Vilsack claims Mexico GMO corn ban doesn’t apply to animal feed
Published: April 8, 2021
Category: GMO News
Mexico’s plan to ban imports of GMO corn from the U.S. applies to corn used for food but not animal feed, according to U.S. Agriculture Secretary Tom Vilsack.
Vilsack made the claim based on recent talks he had with Mexico’s Agriculture Secretary Victor Villalobos Arambula.
Vilsack says the exemption of feed-grade corn from the ban will help U.S. farmers who rely on Mexico as the leading importer of U.S. corn.

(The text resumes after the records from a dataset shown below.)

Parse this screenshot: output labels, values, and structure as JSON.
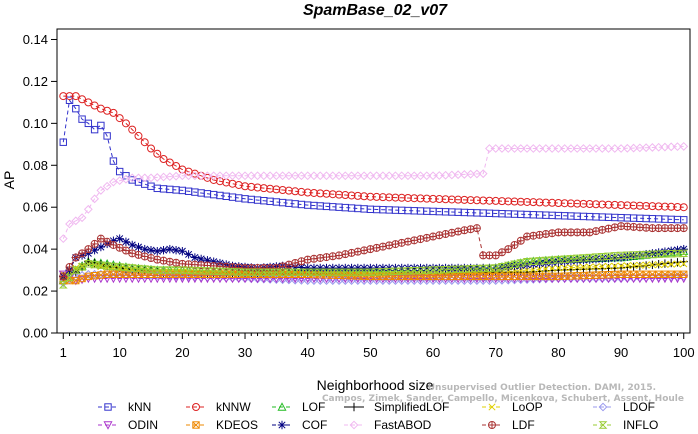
{
  "chart_data": {
    "type": "line",
    "title": "SpamBase_02_v07",
    "xlabel": "Neighborhood size",
    "ylabel": "AP",
    "xlim": [
      0,
      101
    ],
    "ylim": [
      0,
      0.145
    ],
    "x_ticks": [
      1,
      10,
      20,
      30,
      40,
      50,
      60,
      70,
      80,
      90,
      100
    ],
    "x_tick_labels": [
      "1",
      "10",
      "20",
      "30",
      "40",
      "50",
      "60",
      "70",
      "80",
      "90",
      "100"
    ],
    "y_ticks": [
      0,
      0.02,
      0.04,
      0.06,
      0.08,
      0.1,
      0.12,
      0.14
    ],
    "y_tick_labels": [
      "0.00",
      "0.02",
      "0.04",
      "0.06",
      "0.08",
      "0.10",
      "0.12",
      "0.14"
    ],
    "legend_placement": "bottom",
    "watermark": [
      "Campos, Zimek, Sander, Campello, Micenkova, Schubert, Assent, Houle",
      "Unsupervised Outlier Detection. DAMI, 2015."
    ],
    "series": [
      {
        "name": "kNN",
        "color": "#3333cc",
        "marker": "square",
        "dash": "4,3",
        "points": [
          [
            1,
            0.091
          ],
          [
            2,
            0.111
          ],
          [
            3,
            0.107
          ],
          [
            4,
            0.102
          ],
          [
            5,
            0.1
          ],
          [
            6,
            0.097
          ],
          [
            7,
            0.099
          ],
          [
            8,
            0.094
          ],
          [
            9,
            0.082
          ],
          [
            10,
            0.077
          ],
          [
            12,
            0.073
          ],
          [
            14,
            0.071
          ],
          [
            16,
            0.069
          ],
          [
            20,
            0.068
          ],
          [
            25,
            0.066
          ],
          [
            30,
            0.064
          ],
          [
            40,
            0.061
          ],
          [
            50,
            0.059
          ],
          [
            60,
            0.058
          ],
          [
            70,
            0.057
          ],
          [
            80,
            0.056
          ],
          [
            90,
            0.055
          ],
          [
            100,
            0.054
          ]
        ]
      },
      {
        "name": "kNNW",
        "color": "#dd2222",
        "marker": "circle",
        "dash": "4,3",
        "points": [
          [
            1,
            0.113
          ],
          [
            3,
            0.113
          ],
          [
            5,
            0.11
          ],
          [
            7,
            0.107
          ],
          [
            9,
            0.105
          ],
          [
            11,
            0.1
          ],
          [
            13,
            0.094
          ],
          [
            15,
            0.088
          ],
          [
            17,
            0.083
          ],
          [
            20,
            0.078
          ],
          [
            25,
            0.073
          ],
          [
            30,
            0.07
          ],
          [
            40,
            0.067
          ],
          [
            50,
            0.065
          ],
          [
            60,
            0.064
          ],
          [
            70,
            0.063
          ],
          [
            80,
            0.062
          ],
          [
            90,
            0.061
          ],
          [
            100,
            0.06
          ]
        ]
      },
      {
        "name": "LOF",
        "color": "#22bb22",
        "marker": "triangle",
        "dash": "4,3",
        "points": [
          [
            1,
            0.025
          ],
          [
            3,
            0.03
          ],
          [
            5,
            0.034
          ],
          [
            8,
            0.033
          ],
          [
            12,
            0.031
          ],
          [
            16,
            0.03
          ],
          [
            20,
            0.03
          ],
          [
            30,
            0.029
          ],
          [
            40,
            0.029
          ],
          [
            50,
            0.029
          ],
          [
            60,
            0.03
          ],
          [
            70,
            0.031
          ],
          [
            75,
            0.034
          ],
          [
            80,
            0.035
          ],
          [
            90,
            0.036
          ],
          [
            100,
            0.039
          ]
        ]
      },
      {
        "name": "SimplifiedLOF",
        "color": "#000000",
        "marker": "plus",
        "dash": "none",
        "points": [
          [
            1,
            0.027
          ],
          [
            3,
            0.029
          ],
          [
            5,
            0.034
          ],
          [
            8,
            0.032
          ],
          [
            12,
            0.03
          ],
          [
            16,
            0.029
          ],
          [
            20,
            0.028
          ],
          [
            30,
            0.028
          ],
          [
            40,
            0.028
          ],
          [
            50,
            0.028
          ],
          [
            60,
            0.028
          ],
          [
            70,
            0.029
          ],
          [
            75,
            0.029
          ],
          [
            80,
            0.03
          ],
          [
            90,
            0.031
          ],
          [
            100,
            0.034
          ]
        ]
      },
      {
        "name": "LoOP",
        "color": "#e0d000",
        "marker": "x",
        "dash": "4,3",
        "points": [
          [
            1,
            0.028
          ],
          [
            3,
            0.031
          ],
          [
            5,
            0.033
          ],
          [
            8,
            0.031
          ],
          [
            12,
            0.03
          ],
          [
            16,
            0.029
          ],
          [
            20,
            0.029
          ],
          [
            30,
            0.028
          ],
          [
            40,
            0.028
          ],
          [
            50,
            0.028
          ],
          [
            60,
            0.028
          ],
          [
            70,
            0.029
          ],
          [
            80,
            0.031
          ],
          [
            90,
            0.032
          ],
          [
            100,
            0.033
          ]
        ]
      },
      {
        "name": "LDOF",
        "color": "#9999ee",
        "marker": "diamond",
        "dash": "4,3",
        "points": [
          [
            1,
            0.024
          ],
          [
            3,
            0.027
          ],
          [
            5,
            0.028
          ],
          [
            10,
            0.028
          ],
          [
            20,
            0.027
          ],
          [
            30,
            0.026
          ],
          [
            40,
            0.025
          ],
          [
            50,
            0.025
          ],
          [
            60,
            0.025
          ],
          [
            70,
            0.025
          ],
          [
            80,
            0.026
          ],
          [
            90,
            0.026
          ],
          [
            100,
            0.027
          ]
        ]
      },
      {
        "name": "ODIN",
        "color": "#aa33cc",
        "marker": "triangle-down",
        "dash": "4,3",
        "points": [
          [
            1,
            0.028
          ],
          [
            3,
            0.025
          ],
          [
            5,
            0.026
          ],
          [
            10,
            0.026
          ],
          [
            20,
            0.026
          ],
          [
            30,
            0.026
          ],
          [
            40,
            0.026
          ],
          [
            50,
            0.026
          ],
          [
            60,
            0.026
          ],
          [
            70,
            0.026
          ],
          [
            80,
            0.026
          ],
          [
            90,
            0.026
          ],
          [
            100,
            0.026
          ]
        ]
      },
      {
        "name": "KDEOS",
        "color": "#ee8800",
        "marker": "box-x",
        "dash": "4,3",
        "points": [
          [
            1,
            0.025
          ],
          [
            3,
            0.025
          ],
          [
            5,
            0.027
          ],
          [
            8,
            0.028
          ],
          [
            12,
            0.028
          ],
          [
            16,
            0.028
          ],
          [
            20,
            0.028
          ],
          [
            30,
            0.028
          ],
          [
            40,
            0.028
          ],
          [
            50,
            0.027
          ],
          [
            60,
            0.027
          ],
          [
            70,
            0.027
          ],
          [
            80,
            0.027
          ],
          [
            90,
            0.028
          ],
          [
            100,
            0.028
          ]
        ]
      },
      {
        "name": "COF",
        "color": "#000080",
        "marker": "star",
        "dash": "4,3",
        "points": [
          [
            1,
            0.027
          ],
          [
            2,
            0.03
          ],
          [
            3,
            0.036
          ],
          [
            5,
            0.038
          ],
          [
            7,
            0.041
          ],
          [
            9,
            0.044
          ],
          [
            10,
            0.045
          ],
          [
            12,
            0.042
          ],
          [
            14,
            0.04
          ],
          [
            16,
            0.039
          ],
          [
            18,
            0.04
          ],
          [
            20,
            0.039
          ],
          [
            22,
            0.036
          ],
          [
            25,
            0.034
          ],
          [
            28,
            0.032
          ],
          [
            32,
            0.031
          ],
          [
            36,
            0.032
          ],
          [
            40,
            0.031
          ],
          [
            45,
            0.031
          ],
          [
            50,
            0.031
          ],
          [
            60,
            0.031
          ],
          [
            70,
            0.031
          ],
          [
            80,
            0.034
          ],
          [
            90,
            0.036
          ],
          [
            100,
            0.04
          ]
        ]
      },
      {
        "name": "FastABOD",
        "color": "#f0b8f0",
        "marker": "diamond",
        "dash": "4,3",
        "points": [
          [
            1,
            0.045
          ],
          [
            2,
            0.052
          ],
          [
            4,
            0.055
          ],
          [
            5,
            0.059
          ],
          [
            6,
            0.064
          ],
          [
            7,
            0.068
          ],
          [
            9,
            0.072
          ],
          [
            12,
            0.074
          ],
          [
            15,
            0.074
          ],
          [
            20,
            0.075
          ],
          [
            30,
            0.075
          ],
          [
            40,
            0.075
          ],
          [
            50,
            0.075
          ],
          [
            60,
            0.075
          ],
          [
            68,
            0.076
          ],
          [
            69,
            0.088
          ],
          [
            75,
            0.088
          ],
          [
            80,
            0.088
          ],
          [
            90,
            0.088
          ],
          [
            100,
            0.089
          ]
        ]
      },
      {
        "name": "LDF",
        "color": "#aa3333",
        "marker": "circle-plus",
        "dash": "4,3",
        "points": [
          [
            1,
            0.027
          ],
          [
            3,
            0.036
          ],
          [
            5,
            0.04
          ],
          [
            7,
            0.045
          ],
          [
            9,
            0.042
          ],
          [
            12,
            0.038
          ],
          [
            16,
            0.035
          ],
          [
            20,
            0.033
          ],
          [
            25,
            0.032
          ],
          [
            30,
            0.031
          ],
          [
            35,
            0.031
          ],
          [
            40,
            0.035
          ],
          [
            45,
            0.037
          ],
          [
            50,
            0.04
          ],
          [
            55,
            0.043
          ],
          [
            60,
            0.046
          ],
          [
            65,
            0.049
          ],
          [
            67,
            0.05
          ],
          [
            68,
            0.037
          ],
          [
            70,
            0.037
          ],
          [
            72,
            0.04
          ],
          [
            75,
            0.046
          ],
          [
            80,
            0.048
          ],
          [
            85,
            0.048
          ],
          [
            90,
            0.051
          ],
          [
            95,
            0.05
          ],
          [
            100,
            0.05
          ]
        ]
      },
      {
        "name": "INFLO",
        "color": "#99cc33",
        "marker": "hourglass",
        "dash": "4,3",
        "points": [
          [
            1,
            0.023
          ],
          [
            3,
            0.03
          ],
          [
            5,
            0.033
          ],
          [
            8,
            0.032
          ],
          [
            12,
            0.031
          ],
          [
            16,
            0.03
          ],
          [
            20,
            0.03
          ],
          [
            30,
            0.029
          ],
          [
            40,
            0.029
          ],
          [
            50,
            0.029
          ],
          [
            60,
            0.03
          ],
          [
            70,
            0.031
          ],
          [
            75,
            0.034
          ],
          [
            80,
            0.035
          ],
          [
            90,
            0.037
          ],
          [
            100,
            0.038
          ]
        ]
      }
    ]
  }
}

“It’s not going to have as great an impact as it would if it was everything all at once all now,” he said at a virtual event hosted by the National Press Club.
Mexico’s agricultural ministry did not respond to a request to comment on Vilsack’s claim.
At the end of 2020, Mexico’s government published a decree calling for both the phase out of planting and consumption of GMO corn and the end of the use of glyphosate herbicide by 2024.
Victor Suarez, Mexico’s deputy agriculture minister, told Reuters last month the GMO ban covers all food that “will eventually reach human consumption.”
According to the decree, the bans aim to protect Mexico’s food security and sovereignty and the health of the Mexican people.
Suarez also said GMO corn contaminates Mexico’s native corn varieties.
Since the announcement of the decree, Bayer, manufacturer of Roundup glyphosate-based herbicide, and pesticide industry group CropLife America have been working with U.S. officials to pressure Mexico to abandon the bans.
Vilsack is a big supporter of GMO crops, having been selected as the Biotechnology Industry Organization’s Governor of the Year in 2001.